Falling in love again after a phase of marital-separation is the best anyone in a troubled relationship can hope for. The good news? When done right, separation rekindles the passion in the marriage. Is this statement farfetched? Not at all! Even the strongest marriage can fall under attack by jealousy, infidelity, different goals, and lack of passion for one another. These hurdles can make couples feel like fixing their relationship is a hopeless goal. The truth is that couples who separate sometimes find that they are drawn back together and more willing than ever to work out their issues and strive to put one another first in the marriage. Here is how separating can rekindle the passion in the marriage union.
Learn to make changes
It takes two to end a relationship. During a separation emotions are high and it’s hard to take responsibility for what went wrong in the marriage. But, learning to make changes is integral to rekindling the passion in your marriage.
By separating from your spouse, you were able to take time for yourself and learn to let go of the stress, anxiety, and anger you felt toward your marriage. Sometimes emotional and physical distance from one another can create the perfect cooling off period that you both desperately need.
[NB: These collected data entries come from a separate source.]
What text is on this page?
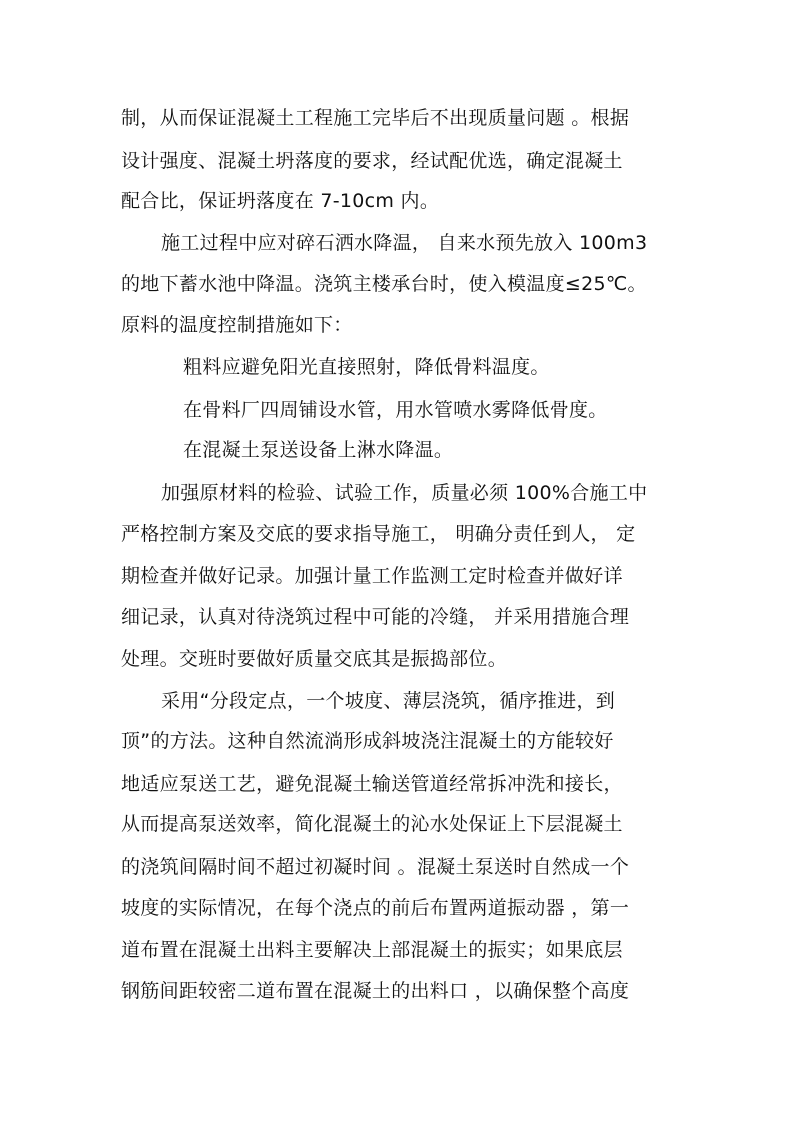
制，从而保证混凝土工程施工完毕后不出现质量问题 。根据
设计强度、混凝土坍落度的要求，经试配优选，确定混凝土
配合比，保证坍落度在 7-10cm 内。
施工过程中应对碎石洒水降温， 自来水预先放入 100m3
的地下蓄水池中降温。浇筑主楼承台时，使入模温度≤25℃。
原料的温度控制措施如下：
粗料应避免阳光直接照射，降低骨料温度。
在骨料厂四周铺设水管，用水管喷水雾降低骨度。
在混凝土泵送设备上淋水降温。
加强原材料的检验、试验工作，质量必须 100%合施工中
严格控制方案及交底的要求指导施工， 明确分责任到人， 定
期检查并做好记录。加强计量工作监测工定时检查并做好详
细记录，认真对待浇筑过程中可能的冷缝， 并采用措施合理
处理。交班时要做好质量交底其是振捣部位。
采用“分段定点，一个坡度、薄层浇筑，循序推进，到
顶”的方法。这种自然流淌形成斜坡浇注混凝土的方能较好
地适应泵送工艺，避免混凝土输送管道经常拆冲洗和接长，
从而提高泵送效率，简化混凝土的沁水处保证上下层混凝土
的浇筑间隔时间不超过初凝时间 。混凝土泵送时自然成一个
坡度的实际情况，在每个浇点的前后布置两道振动器 ，第一
道布置在混凝土出料主要解决上部混凝土的振实；如果底层
钢筋间距较密二道布置在混凝土的出料口 ，以确保整个高度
This allows you to come back together with clear heads and explore your relationship once more, making the necessary changes
Rekindle sexual chemistry
You always want what you can’t have. During your separation, you likely yearned for a sexual connection. Perhaps not with your spouse at first, but as you begin to talk and work on your relationship your sexual attraction for your partner quickly resumes. As if you were first dating, suddenly the brush of your hand against hers or the mere mention of sex has you feeling waves of passion, anticipation, and sexual excitement. Many couples use this fun and adventurous phase of dating each other to explore new sexual behavior together.
Rekindling your sexual chemistry also means talking about sex. How much you want, the way you want it done, what worked in your marriage before and what areas need work. Focus on positive aspects of your old sex life and eagerly look forward to the new ones to come.
Change from a dull routine
As a married couple, you thought you had it all figured out. You had your mid-week routine planned out down to dinner menus and your Friday night movie. Some people find this kind of detailed existence to be comforting and rewarding, but others find it mundane. A separation rekindles the passion in the marriage for the sheer fact that is it something new.
By separating you have thrown a wrench in your perfectly planned lives and spiced things up, even if it is at the cost of your marital happiness. The removal of dull routines can shake things up and make the prospect of your relationship, reconnecting with your partner, and working on the marriage you have always dreamed of feel exciting.
Thoughts about the future
Singlehood may seem exciting at first, especially if you were scorned or betrayed by your spouse. However, many singles soon find that planning the future solo isn’t as fulfilling as they once imagined. Thinking about a future of lonely Holidays, separate parenting, and even the idea of starting over with someone new now seem like a daunting challenge. These thoughts make you think back on the good times with your mate and help you focus on positive qualities of your marriage. This separation rekindles the passion in the marriage and causes you both to focus on ways you can come back together and right the wrongs that have occurred during your relationship.
Separation rekindles the passion in a marriage largely due to changes in behavior. During the separation you may begin dating again, treating each other as you once did when you first got together. Surprise lunches, romantic dinners, and lust and sexual anticipation may reignite, but the most important aspect of ‘dating’ is that you’ve resumed the emotional intimacy. Having private, sweet moments together and sharing deep conversation will help you learn to become vulnerable again, to share meaningful experiences, to laugh, and to have fun as a couple once again. These feelings contribute to the overall happiness and wellbeing of your marriage going forward.
Having fun together
Relationships are supposed to be fun. When two people are trying to work out their broken relationship, they want to leave a great impression on their ex when they get the opportunity to spend some time together. Creating new experiences, taking up mutual hobbies, and planning family activities means that every one of your encounters together are fun and rewarding. Of course, you know that life on a day-to-day basis isn’t going to be packed to the brim with new experiences and constant dates, but these positive experiences will help change your view on what your relationship could be like if you reunited with your ex.
Taking weekend trips, planning out date nights, involving your children in family night, and having surprise coffee dates also give you wonderful ideas of how to continue spoiling each other if you get back together. These behaviors also stress the importance of continuing to have “Date Night” after your reunion.
Learn to put one another first
Separation rekindles the passion in the marriage because you both realize you need to put one another first in order for your marriage to be a success the second time around. Emotional vulnerability and honesty may have been sorely lacking in your relationship. Having them in the new phase of your relationship can help you relate to one another on levels you never knew possible before. Now you are learning to communicate with one another, are exploring your sexual chemistry. You should now spend quality time together, and enjoy that fantastic first-date tension like before. This is the perfect recipe for rekindling the passion in your once broken marriage.